Struggling for nonchalance, Cassie set the coconut oil down and picked up the detangling spray and comb. “What’s going on in that book, Kennedy? How did that doggie end up in the swimming pool?”

Cassie listened and combed as Kennedy gave her four-year-old summary of each page, throwing in additional bits and pieces totally unrelated to the story. She listened until Deidre’s head was entirely combed and braided in five separate sections—a foolhardy move for which no amount of blog posts could give her adequate talent. When Star came in from her shower, she laughed at Cassie and pointed at Deidre’s head for five minutes. Then she took pictures and sent them to Bailey, Keely, and Cam—who Cassie had heard was now somewhere in Florida. Cam, of course, wrote something cheeky back.

Cassie never once looked at the drawer while sitting on the edge of the bed, watching Star teach by demonstration as she rebraided Deidre’s hair with fingers so nimble she didn’t have to look.

Cassie waited an hour after the girls had been tucked in bed and then found her way back to the room. She cracked open the door, the light of her phone guiding her to the bedside table. Quiet as a mouse, she opened the drawer and set to work. She scraped bowls’ worth of macaroni from the interior wood, three slimy hot dogs, two pieces of quiche, empty yogurt cups, half of one old chicken breast. Dipping her rag in cleaning solution, she scrubbed the interior and dried it with towels. Then, legs going numb from her awkward squat, she restocked the drawer with a box of Triscuits, cheese crackers, animal crackers, and a zipped-up bag of dried fruit. Tomorrow she’d see about finding some pepperoni sticks, which Deidre loved.
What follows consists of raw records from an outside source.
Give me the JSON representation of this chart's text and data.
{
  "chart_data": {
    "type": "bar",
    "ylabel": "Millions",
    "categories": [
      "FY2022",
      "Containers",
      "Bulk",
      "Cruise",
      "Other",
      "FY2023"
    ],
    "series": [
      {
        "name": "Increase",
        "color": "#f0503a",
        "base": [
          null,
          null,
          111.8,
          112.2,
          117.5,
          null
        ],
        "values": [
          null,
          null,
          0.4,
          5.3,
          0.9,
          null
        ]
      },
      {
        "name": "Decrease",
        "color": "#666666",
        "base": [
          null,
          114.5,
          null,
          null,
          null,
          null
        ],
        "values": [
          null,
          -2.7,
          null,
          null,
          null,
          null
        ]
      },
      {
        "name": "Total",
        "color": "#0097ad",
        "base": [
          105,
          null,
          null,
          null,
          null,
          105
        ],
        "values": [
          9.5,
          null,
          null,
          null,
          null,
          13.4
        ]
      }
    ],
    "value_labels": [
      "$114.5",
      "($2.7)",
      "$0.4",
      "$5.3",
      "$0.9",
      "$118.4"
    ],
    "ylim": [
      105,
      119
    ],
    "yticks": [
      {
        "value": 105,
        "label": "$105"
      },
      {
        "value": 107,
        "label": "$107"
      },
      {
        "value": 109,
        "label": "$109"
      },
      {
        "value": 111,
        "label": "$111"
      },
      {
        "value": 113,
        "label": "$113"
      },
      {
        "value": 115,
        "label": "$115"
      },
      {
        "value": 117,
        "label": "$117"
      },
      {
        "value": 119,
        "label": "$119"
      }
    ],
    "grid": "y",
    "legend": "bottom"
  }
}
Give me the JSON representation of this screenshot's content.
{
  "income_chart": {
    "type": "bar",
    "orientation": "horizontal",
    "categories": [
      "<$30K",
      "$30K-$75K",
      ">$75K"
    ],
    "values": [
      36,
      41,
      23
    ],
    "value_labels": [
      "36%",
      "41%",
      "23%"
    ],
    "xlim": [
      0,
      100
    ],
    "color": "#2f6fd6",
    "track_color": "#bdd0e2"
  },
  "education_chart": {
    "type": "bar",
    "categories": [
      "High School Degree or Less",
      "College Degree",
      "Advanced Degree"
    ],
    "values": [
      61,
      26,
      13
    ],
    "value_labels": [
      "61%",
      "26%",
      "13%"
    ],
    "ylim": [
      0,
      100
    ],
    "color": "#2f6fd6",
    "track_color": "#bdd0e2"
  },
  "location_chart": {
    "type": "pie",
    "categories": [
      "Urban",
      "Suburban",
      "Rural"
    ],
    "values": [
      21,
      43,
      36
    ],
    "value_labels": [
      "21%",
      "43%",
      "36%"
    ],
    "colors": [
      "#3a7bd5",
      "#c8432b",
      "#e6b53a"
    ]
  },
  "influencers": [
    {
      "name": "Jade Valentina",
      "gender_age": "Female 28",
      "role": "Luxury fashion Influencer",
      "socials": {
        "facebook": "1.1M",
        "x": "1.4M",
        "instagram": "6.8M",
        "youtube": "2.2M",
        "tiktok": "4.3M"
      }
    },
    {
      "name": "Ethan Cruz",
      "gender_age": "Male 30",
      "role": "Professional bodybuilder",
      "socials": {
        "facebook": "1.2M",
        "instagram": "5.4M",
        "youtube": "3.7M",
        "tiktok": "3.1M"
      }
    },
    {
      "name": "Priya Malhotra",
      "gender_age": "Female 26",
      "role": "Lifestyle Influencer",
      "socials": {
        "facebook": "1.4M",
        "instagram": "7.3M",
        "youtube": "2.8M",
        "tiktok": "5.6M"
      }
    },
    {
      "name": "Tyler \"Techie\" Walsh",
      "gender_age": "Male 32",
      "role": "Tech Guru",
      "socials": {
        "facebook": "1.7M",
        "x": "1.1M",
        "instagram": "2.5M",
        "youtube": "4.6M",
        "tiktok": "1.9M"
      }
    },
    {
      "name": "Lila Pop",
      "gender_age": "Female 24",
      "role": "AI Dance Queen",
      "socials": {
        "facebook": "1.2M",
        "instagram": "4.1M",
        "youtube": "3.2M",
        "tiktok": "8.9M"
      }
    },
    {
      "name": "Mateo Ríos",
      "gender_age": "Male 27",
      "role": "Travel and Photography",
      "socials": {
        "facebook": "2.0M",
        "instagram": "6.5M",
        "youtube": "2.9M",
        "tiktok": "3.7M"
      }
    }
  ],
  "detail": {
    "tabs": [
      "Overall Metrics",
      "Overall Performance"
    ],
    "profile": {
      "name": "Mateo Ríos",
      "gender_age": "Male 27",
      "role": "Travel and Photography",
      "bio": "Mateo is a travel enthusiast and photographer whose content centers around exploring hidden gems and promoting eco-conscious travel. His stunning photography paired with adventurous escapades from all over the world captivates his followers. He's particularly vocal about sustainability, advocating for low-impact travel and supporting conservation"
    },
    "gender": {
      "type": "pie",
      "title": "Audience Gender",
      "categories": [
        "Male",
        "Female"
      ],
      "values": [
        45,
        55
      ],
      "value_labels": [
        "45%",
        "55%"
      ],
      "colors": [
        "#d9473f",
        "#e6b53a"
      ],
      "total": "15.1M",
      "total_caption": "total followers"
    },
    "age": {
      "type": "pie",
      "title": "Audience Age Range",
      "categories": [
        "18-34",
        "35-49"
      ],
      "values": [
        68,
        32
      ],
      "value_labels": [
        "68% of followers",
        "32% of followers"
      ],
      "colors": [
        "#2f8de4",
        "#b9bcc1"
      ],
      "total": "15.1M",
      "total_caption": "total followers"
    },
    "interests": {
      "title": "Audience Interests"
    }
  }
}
As Cassie crawled into bed, she tried to imagine what it would be like to live like them, tried to prepare herself to anticipate issues like this that could come down the road. They were little girls, yes, but they were also little warriors, always looking up to their mighty big sister who, in certain lights, proved still so small herself. Having no answers, only guesses, about the future. Right now, all the three of them knew was that they were here today. But what about tomorrow? They could be stripped from her, from their schools, teachers—everything—tomorrow. And they, she, all of them, were powerless to do anything about it.

Tomorrow.

For their sakes as much as hers, Cassie was going to get some answers tomorrow.